John manages Healthcare IT Central, the leading career Health IT job board. He also organizes the first of its kind conference and community focused on healthcare marketing, Healthcare and IT Marketing Conference, and a healthcare IT conference,, focused on practical healthcare IT innovation. John is an advisor to multiple healthcare IT companies. John is highly involved in social media, and in addition to his blogs can be found on Twitter: @techguy.

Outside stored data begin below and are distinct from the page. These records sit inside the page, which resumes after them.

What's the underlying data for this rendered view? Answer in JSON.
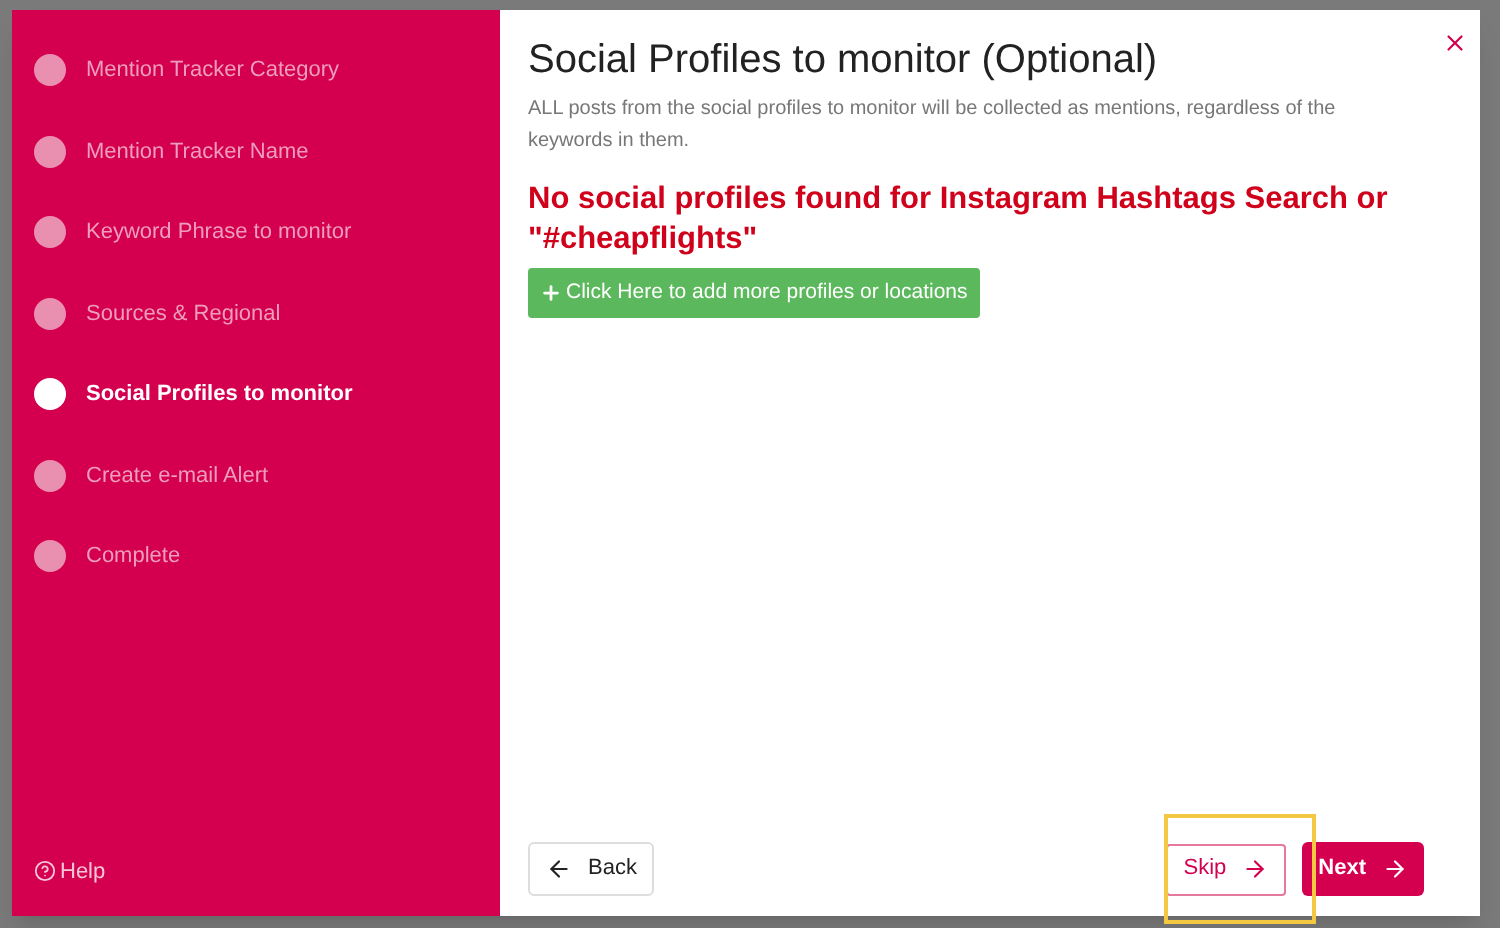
{
  "steps": [
    {
      "label": "Mention Tracker Category",
      "selected": false
    },
    {
      "label": "Mention Tracker Name",
      "selected": false
    },
    {
      "label": "Keyword Phrase to monitor",
      "selected": false
    },
    {
      "label": "Sources & Regional",
      "selected": false
    },
    {
      "label": "Social Profiles to monitor",
      "selected": true
    },
    {
      "label": "Create e-mail Alert",
      "selected": false
    },
    {
      "label": "Complete",
      "selected": false
    }
  ],
  "help": "Help",
  "title": "Social Profiles to monitor (Optional)",
  "description": "ALL posts from the social profiles to monitor will be collected as mentions, regardless of the keywords in them.",
  "warning": "No social profiles found for Instagram Hashtags Search or \"#cheapflights\"",
  "add_button": "Click Here to add more profiles or locations",
  "back_button": "Back",
  "skip_button": "Skip",
  "next_button": "Next"
}
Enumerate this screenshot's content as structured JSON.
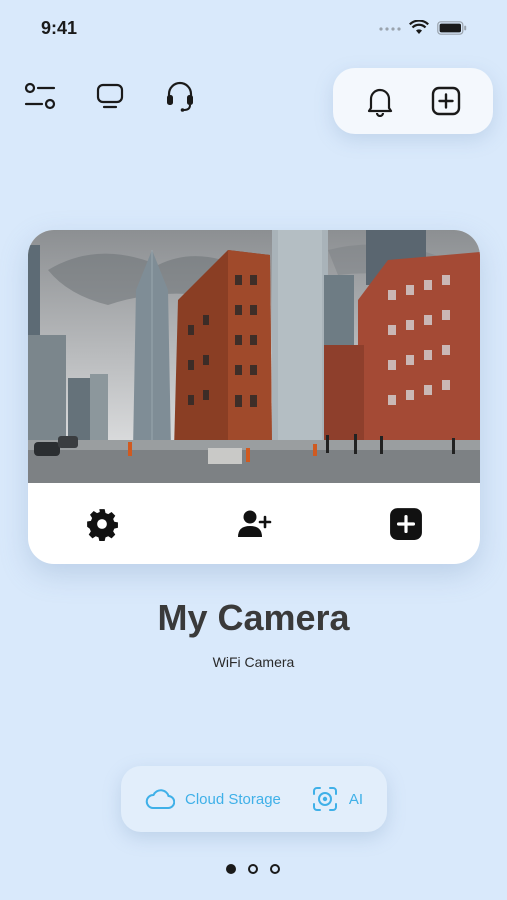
{
  "status_bar": {
    "time": "9:41"
  },
  "top_icons": {
    "left": [
      "filter-settings-icon",
      "tv-icon",
      "headset-icon"
    ],
    "right": [
      "bell-icon",
      "add-square-icon"
    ]
  },
  "camera_card": {
    "preview_image": "city-street-preview",
    "actions": [
      "gear-icon",
      "add-user-icon",
      "add-square-icon"
    ]
  },
  "device": {
    "name": "My Camera",
    "type": "WiFi Camera"
  },
  "features": [
    {
      "label": "Cloud Storage",
      "icon": "cloud-icon"
    },
    {
      "label": "AI",
      "icon": "ai-scan-icon"
    }
  ],
  "pagination": {
    "current": 1,
    "total": 3
  },
  "colors": {
    "background": "#d9e9fb",
    "accent": "#3fb0e8",
    "text": "#3a3a3a"
  }
}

  • Anybody have any idea how a situation like this might affect radiology practices that have facilities within hospitals?

  • Gregory,
    I think the biggest impact is that many radiology departments get locked into the EHR vendors radiology software even if it’s terrible. Same goes for the lab and other departments. Sometime the radiology department can make the case for a best of breed approach to software purchase. However, some of the large EHR vendors are notorious for selling their “integrated software” even when their software might not be very good for that department of the hospital. Epic is the leader when it comes to touting the “you must buy all your hospital software from us” approach to hospital software.

  • The growing importance of software within hospital operations, particularly with the introduction of EHR systems and the various related federal incentives has moved health IT into one of the core competencies for healthcare executives. EHR agreements have a financial impact on hospitals that now exceeds or rivals practice acquisitions and mergers. As such, they must receive the same level of executive attention as provided to other transaction of this size when negotiating terms. In addition, it is imperative that hospitals engage competent legal counsel experienced in health IT negotiations and with a context for negotiating key provisions such as acceptance testing, regulatory changes, transition, data ownership and risk (in-house counsel will negotiate only one of these transactions every few years, where outside counsel may negotiate several purchase or more a month). An appropriate level of attention to the complexity of these transactions, and an insistence on reasonable terms (as well as the ability to walk away during negotiation) can alleviate these challenges.

  • Michael Batt,
    One of your first points is pretty profound: “EHR agreements have a financial impact on hospitals that now exceeds or rivals practice acquisitions and mergers.”. I agree with this assertion, but I’m not sure that most C-level execs at hospitals have realized this shift of importance of the EHR agreement.